5 Ağustos 2015 Çarşamba

---İLKOKULA BAŞLAYAN ÇOCUKLARDA BULUNMASI GEREKENLER---

İLKOKULA BAŞLAYAN ÇOCUKLARDA BULUNMASI GEREKEN YETERLİLİKLER
Okul Olgunluğu, çocuğun fiziksel, sosyal, duygusal, bilişsel, dil alanında ilkokulda kendilerinden beklenen görevleri yerine getirecek olgunluk düzeyine ulaşmalarıdır. Başka bir deyişle çocuğun tüm gelişim alanlarında eşit bir şekilde desteklendiği uzun yıllara yayılan beceriler bütünüdür. Okul olgunluğu dünden bugüne kazanılamaz. İçinde birçok bilgi, beceri, davranış kazanımını gerektirir. Okula Hazırlık olarak isimlendirdiğimiz uzun soluklu bir süreci içerir. Ayrıca özbakım becerileri bir gelişim alanı olmasa da çocuğun hayat başarısı ve akademik başarısı açısından çok önemli olduğu için okul olgunluğu açısından son derece önemlidir.

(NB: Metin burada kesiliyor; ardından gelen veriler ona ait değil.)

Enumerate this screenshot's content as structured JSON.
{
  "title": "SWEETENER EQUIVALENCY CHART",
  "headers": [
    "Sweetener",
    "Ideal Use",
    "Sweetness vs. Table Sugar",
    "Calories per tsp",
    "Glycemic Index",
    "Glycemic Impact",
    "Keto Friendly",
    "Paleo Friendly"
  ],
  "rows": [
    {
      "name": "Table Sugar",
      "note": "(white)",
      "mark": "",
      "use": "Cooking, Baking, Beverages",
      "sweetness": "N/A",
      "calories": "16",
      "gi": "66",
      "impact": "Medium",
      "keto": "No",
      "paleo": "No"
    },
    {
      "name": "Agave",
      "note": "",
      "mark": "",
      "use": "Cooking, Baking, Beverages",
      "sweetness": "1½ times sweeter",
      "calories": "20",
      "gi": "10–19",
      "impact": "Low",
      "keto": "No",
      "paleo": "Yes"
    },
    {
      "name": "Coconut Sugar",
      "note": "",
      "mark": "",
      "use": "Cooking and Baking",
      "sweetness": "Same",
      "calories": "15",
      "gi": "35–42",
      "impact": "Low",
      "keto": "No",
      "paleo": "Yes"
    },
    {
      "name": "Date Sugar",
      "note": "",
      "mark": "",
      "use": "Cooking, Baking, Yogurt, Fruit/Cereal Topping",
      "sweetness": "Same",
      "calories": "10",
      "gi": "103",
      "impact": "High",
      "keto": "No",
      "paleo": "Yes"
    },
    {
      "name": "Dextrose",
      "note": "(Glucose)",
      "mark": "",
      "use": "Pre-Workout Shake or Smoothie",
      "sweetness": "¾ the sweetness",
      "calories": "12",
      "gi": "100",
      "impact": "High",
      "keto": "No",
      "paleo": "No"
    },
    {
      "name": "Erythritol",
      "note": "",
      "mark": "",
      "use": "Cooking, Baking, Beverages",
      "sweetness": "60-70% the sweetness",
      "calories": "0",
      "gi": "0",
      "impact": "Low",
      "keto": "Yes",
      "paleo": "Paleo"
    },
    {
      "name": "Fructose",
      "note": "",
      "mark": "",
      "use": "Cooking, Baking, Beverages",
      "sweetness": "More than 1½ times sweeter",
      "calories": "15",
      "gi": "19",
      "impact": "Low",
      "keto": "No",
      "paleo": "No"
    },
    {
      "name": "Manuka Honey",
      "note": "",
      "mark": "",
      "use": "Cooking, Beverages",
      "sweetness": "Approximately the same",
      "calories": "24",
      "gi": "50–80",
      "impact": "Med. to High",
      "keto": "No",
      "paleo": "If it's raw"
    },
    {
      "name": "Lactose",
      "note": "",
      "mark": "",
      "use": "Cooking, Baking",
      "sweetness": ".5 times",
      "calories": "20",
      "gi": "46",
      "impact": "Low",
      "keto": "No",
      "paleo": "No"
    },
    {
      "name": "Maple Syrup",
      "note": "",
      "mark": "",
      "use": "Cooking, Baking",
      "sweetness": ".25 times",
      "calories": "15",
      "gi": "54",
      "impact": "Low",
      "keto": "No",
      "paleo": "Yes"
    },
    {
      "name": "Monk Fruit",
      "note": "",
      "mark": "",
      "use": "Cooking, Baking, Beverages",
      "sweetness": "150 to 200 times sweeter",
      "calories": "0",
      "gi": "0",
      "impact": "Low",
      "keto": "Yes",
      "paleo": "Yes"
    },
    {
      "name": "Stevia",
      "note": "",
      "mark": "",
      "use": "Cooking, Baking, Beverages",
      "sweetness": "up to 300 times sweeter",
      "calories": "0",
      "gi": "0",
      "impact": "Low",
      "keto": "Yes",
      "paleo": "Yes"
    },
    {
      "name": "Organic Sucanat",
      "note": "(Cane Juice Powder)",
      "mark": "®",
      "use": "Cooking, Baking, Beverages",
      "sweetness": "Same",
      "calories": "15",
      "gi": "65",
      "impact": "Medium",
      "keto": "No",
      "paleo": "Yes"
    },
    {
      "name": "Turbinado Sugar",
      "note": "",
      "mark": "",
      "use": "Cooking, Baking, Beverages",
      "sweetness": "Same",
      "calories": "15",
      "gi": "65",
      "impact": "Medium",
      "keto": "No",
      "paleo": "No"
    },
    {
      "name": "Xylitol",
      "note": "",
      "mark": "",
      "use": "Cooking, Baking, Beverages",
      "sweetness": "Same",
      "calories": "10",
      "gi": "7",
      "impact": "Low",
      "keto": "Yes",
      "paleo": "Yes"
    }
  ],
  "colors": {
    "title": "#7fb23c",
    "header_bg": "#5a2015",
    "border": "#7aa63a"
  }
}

Çocukların 1. sınıfa başladığında okul olgunluğuna sahip olması onların uyum sorunu yaşamasını engelleyerek okula adaptasyonunu kolaylaştırır.  Okul öncesi eğitim alan çocuklar için öğretmenler ve anne babalar, okul öncesi eğitim almayan çocuklar için ise mümkün olabildiği ölçüde evde, anne babalar tarafından bu yeterliliklerin kazandırılması önemlidir. Okul olgunluğu için temel olan yeterlilikleri aşağıdaki başlıklar altında ele alabiliriz:

  • Anneden ve evden kolay ayrılabilme, anneden ayrı olduğu için kırıklık duymama: İlkokula başlayan çocuğun okula kolay adapte olabilmesi için anneden kolay ayrılabilmesi ve anneden ayrı olduğu için kırıklık duymaması gerekir.

  • Kendi kendine giyinme becerisini (fermuarını çekme, düğmesini ilikleme, ayakkabısını bağlama vb.)  kazanmış olma: İlkokul çok kalabalık bir ortamdır. Çocuğun ilk ciddi eğitim yaşamına olumsuz başlamaması için öncelikle kendi kendine giyinme becerisini kazanmış olması gerekir.

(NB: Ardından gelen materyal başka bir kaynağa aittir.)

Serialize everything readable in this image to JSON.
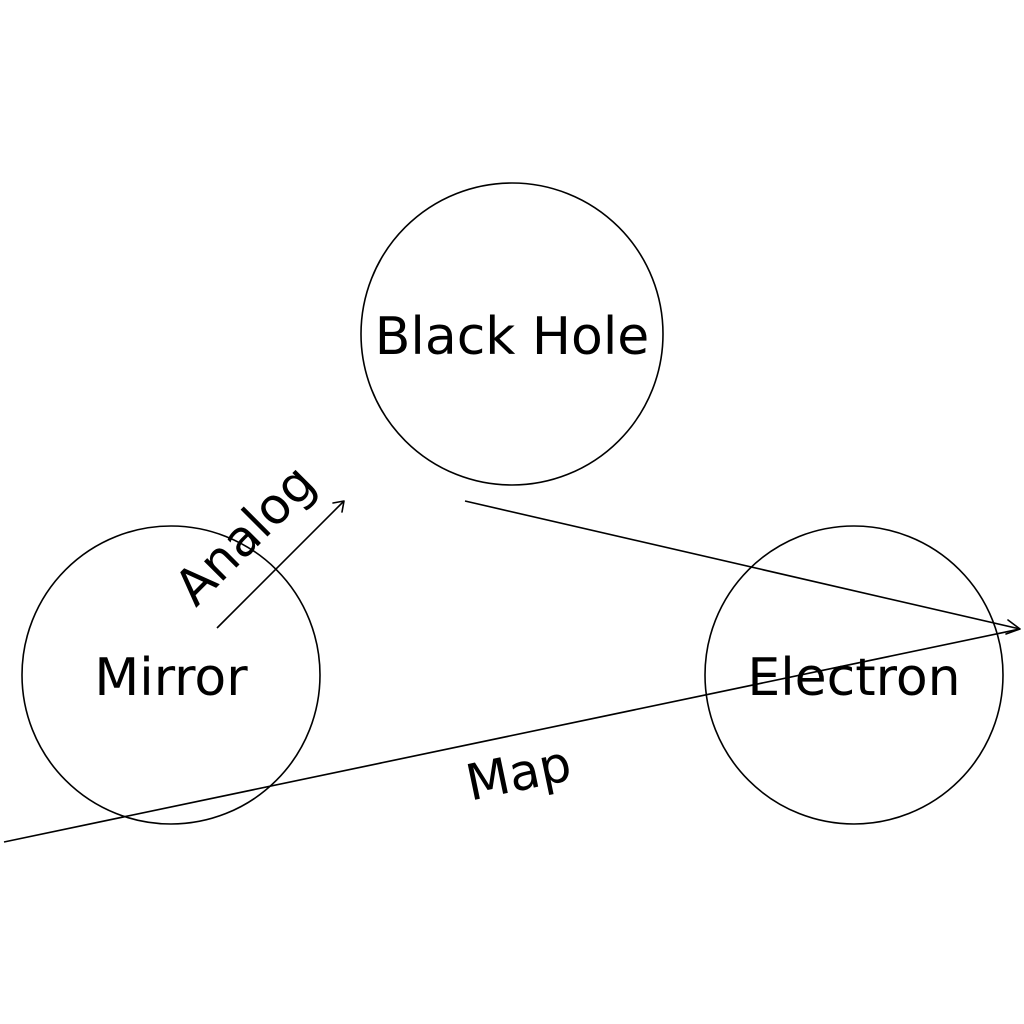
{
  "diagram": {
    "nodes": [
      {
        "id": "black-hole",
        "label": "Black Hole"
      },
      {
        "id": "mirror",
        "label": "Mirror"
      },
      {
        "id": "electron",
        "label": "Electron"
      }
    ],
    "edges": [
      {
        "id": "analog",
        "label": "Analog"
      },
      {
        "id": "map",
        "label": "Map"
      },
      {
        "id": "black-hole-to-electron",
        "label": ""
      }
    ]
  },
  "colors": {
    "stroke": "#000000",
    "background": "#ffffff"
  }
}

  • Kendi temizliğini yapabilme: İlkokul gibi büyük ve kalabalık bir ortamda hijyeni sağlamak da zordur. Bu dönemde çocuklar sıkça hastalanır. Bunu azaltmanın yollarından biri çocuğun ilkokula başlamadan önce kendi temizliğini istenilen nitelikte yapabilecek beceriyi kazanmış olmasıdır.

  • Kendi sorumluluğunu taşıma: Çocuklar ilkokula başladıklarına yapmaları gereken birçok görevle (çantasına-defterine sahip olmak, onları özenle kullanmak, kıyafetinden sorumlu olmak vb.) karşı karşıya kalacaklardır. Eğer onlara okul öncesi dönemde hayatın her aşamasında (evde, alışverişte, anaokulunda) taşıyabilecekleri kadar sorumluluk ve kendi işlerini yapabilmeleri için fırsat verilirse uyum süreci kolaylaşacaktır.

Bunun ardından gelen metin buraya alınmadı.